Professor Meier and his team are using fly genetics, mouse models and patient derived organoids to investigate the complex relationship between cell death, immunity and tumorigenesis. 

Since these pathways are conserved between flies and humans, their results are relevant for the better understanding of the mechanisms causing human diseases. 

Particularly, we are investigating the role cell death and inflammation in adaptation to tissue stress, treatment resistance and tumour surveillance.

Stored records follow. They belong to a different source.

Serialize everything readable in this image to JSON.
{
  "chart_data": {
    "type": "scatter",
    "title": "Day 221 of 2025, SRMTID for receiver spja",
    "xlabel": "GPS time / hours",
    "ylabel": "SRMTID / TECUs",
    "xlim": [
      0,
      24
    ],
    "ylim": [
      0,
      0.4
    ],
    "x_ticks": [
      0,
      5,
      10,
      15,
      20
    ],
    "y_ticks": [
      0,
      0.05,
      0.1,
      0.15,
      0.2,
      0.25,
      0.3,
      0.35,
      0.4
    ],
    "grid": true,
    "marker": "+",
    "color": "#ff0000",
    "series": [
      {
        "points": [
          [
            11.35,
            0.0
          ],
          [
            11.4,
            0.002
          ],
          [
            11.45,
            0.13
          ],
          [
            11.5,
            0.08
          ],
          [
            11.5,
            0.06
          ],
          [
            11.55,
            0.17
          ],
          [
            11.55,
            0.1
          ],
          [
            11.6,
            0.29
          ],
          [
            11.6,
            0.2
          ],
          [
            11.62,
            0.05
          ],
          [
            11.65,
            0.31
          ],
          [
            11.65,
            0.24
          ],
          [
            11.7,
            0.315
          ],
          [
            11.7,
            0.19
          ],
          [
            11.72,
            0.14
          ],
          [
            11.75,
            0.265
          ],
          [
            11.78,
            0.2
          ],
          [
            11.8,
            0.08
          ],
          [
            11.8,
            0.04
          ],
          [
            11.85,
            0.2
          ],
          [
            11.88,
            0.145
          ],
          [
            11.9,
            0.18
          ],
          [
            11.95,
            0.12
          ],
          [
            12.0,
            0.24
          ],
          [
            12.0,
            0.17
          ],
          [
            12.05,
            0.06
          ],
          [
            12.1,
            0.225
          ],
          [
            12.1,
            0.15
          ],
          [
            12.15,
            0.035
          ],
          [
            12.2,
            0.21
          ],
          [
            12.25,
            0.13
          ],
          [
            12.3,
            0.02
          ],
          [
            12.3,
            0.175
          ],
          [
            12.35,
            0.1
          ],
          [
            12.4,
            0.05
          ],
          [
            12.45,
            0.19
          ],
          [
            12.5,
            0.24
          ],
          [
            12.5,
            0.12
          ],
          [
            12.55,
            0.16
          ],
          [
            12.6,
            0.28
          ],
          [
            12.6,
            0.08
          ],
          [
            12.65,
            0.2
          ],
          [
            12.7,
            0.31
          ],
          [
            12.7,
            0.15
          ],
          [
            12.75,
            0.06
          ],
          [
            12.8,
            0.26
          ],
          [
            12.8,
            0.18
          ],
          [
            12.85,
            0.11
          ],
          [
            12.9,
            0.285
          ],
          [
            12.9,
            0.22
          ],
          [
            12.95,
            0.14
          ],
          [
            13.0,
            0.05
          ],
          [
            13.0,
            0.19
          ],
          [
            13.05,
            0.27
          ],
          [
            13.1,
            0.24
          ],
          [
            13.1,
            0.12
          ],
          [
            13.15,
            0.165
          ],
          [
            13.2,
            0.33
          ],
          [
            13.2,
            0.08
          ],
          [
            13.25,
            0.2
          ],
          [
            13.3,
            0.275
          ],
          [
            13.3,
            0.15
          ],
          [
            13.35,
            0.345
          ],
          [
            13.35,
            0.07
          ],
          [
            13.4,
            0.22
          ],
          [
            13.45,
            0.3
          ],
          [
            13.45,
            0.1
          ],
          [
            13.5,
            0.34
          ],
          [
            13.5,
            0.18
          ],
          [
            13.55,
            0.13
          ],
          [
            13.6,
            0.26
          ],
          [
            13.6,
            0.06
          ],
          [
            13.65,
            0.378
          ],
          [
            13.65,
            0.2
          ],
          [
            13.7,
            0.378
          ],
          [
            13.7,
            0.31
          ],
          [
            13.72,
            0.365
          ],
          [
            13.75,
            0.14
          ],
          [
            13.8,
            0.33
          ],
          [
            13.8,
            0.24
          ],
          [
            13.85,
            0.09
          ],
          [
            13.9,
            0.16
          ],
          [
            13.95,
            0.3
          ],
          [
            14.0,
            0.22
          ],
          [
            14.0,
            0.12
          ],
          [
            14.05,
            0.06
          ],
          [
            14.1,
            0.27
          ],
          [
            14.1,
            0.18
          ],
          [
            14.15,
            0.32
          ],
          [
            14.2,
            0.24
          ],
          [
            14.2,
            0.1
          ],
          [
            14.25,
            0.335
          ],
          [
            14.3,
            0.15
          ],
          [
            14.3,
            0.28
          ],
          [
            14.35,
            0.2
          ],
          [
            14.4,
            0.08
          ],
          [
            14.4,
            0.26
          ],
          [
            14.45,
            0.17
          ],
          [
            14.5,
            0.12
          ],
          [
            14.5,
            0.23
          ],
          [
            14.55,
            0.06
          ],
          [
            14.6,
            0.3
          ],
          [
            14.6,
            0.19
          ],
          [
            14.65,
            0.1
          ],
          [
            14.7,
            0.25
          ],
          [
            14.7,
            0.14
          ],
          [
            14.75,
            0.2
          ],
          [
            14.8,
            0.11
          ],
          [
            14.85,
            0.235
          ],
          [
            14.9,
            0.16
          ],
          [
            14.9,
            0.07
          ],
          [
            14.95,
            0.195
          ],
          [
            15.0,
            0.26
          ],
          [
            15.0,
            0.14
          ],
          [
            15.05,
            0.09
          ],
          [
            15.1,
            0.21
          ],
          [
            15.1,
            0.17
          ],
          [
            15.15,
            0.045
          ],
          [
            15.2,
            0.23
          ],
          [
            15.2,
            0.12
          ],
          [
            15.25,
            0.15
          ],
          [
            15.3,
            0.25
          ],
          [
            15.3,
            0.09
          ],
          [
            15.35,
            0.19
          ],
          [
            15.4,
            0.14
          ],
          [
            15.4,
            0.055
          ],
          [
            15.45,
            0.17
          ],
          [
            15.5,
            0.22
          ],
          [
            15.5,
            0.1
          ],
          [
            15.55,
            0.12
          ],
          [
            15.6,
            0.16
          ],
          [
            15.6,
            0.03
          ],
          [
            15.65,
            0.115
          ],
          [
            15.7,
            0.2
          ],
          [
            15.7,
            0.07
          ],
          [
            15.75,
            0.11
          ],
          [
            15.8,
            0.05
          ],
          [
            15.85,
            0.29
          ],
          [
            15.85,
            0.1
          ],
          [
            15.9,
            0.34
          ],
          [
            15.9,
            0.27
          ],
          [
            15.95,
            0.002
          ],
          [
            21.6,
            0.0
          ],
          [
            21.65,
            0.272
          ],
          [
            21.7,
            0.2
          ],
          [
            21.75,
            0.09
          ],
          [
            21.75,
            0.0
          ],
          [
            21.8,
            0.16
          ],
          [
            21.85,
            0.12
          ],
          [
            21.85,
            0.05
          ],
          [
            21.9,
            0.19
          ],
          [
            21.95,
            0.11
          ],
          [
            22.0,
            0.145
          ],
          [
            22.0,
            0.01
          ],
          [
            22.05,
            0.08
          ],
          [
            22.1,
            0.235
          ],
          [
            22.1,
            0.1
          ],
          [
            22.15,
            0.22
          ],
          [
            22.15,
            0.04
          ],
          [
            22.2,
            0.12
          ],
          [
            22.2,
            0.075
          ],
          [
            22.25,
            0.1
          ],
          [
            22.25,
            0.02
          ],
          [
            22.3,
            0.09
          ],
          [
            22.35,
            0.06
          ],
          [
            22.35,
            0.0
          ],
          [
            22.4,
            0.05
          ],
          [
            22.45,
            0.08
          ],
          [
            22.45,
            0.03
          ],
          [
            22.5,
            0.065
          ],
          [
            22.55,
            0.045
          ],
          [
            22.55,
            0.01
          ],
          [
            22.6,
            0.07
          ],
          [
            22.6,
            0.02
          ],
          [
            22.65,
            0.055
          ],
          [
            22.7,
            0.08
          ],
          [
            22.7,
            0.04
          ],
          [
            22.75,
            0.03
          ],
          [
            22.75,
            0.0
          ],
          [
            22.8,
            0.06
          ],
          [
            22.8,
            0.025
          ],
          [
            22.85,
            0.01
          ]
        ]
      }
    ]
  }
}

The lab is using the following methodologies:

Mass spectrometry, diGly Affinity Capture followed by mass spectrometric analysis, Cross priming Assays, Immunoprecipitation Assays, Cell Culture, Transfection, Infection, RNA Interference, CRISPR/Cas9-mediated genetic engineering, Time Lapse Imaging, Immunofluorescence, Confocal Microscopy, Proximity Ligation Assays, Cell Cycle-related techniques such as Cell Synchronization and Mitosis Timing, Isolation and Culture of Organoids, Cell Migration Assays, Dynamic BH3 profiling, Ubiquitylation Assays (in vitroand in vivo), TUBE purification, Deubiquitylation Assays, UbiCRest Analysis, Caspase Measurements, Cell Death Assays (FACS), Clonogenic Assays, 3D organoid culturing, Cloning, Real-Time RT-PCR, Yeast-two and three-Hybrid assays, Cell Competition assays, and other cell-based or molecular biology assays (see publications for details).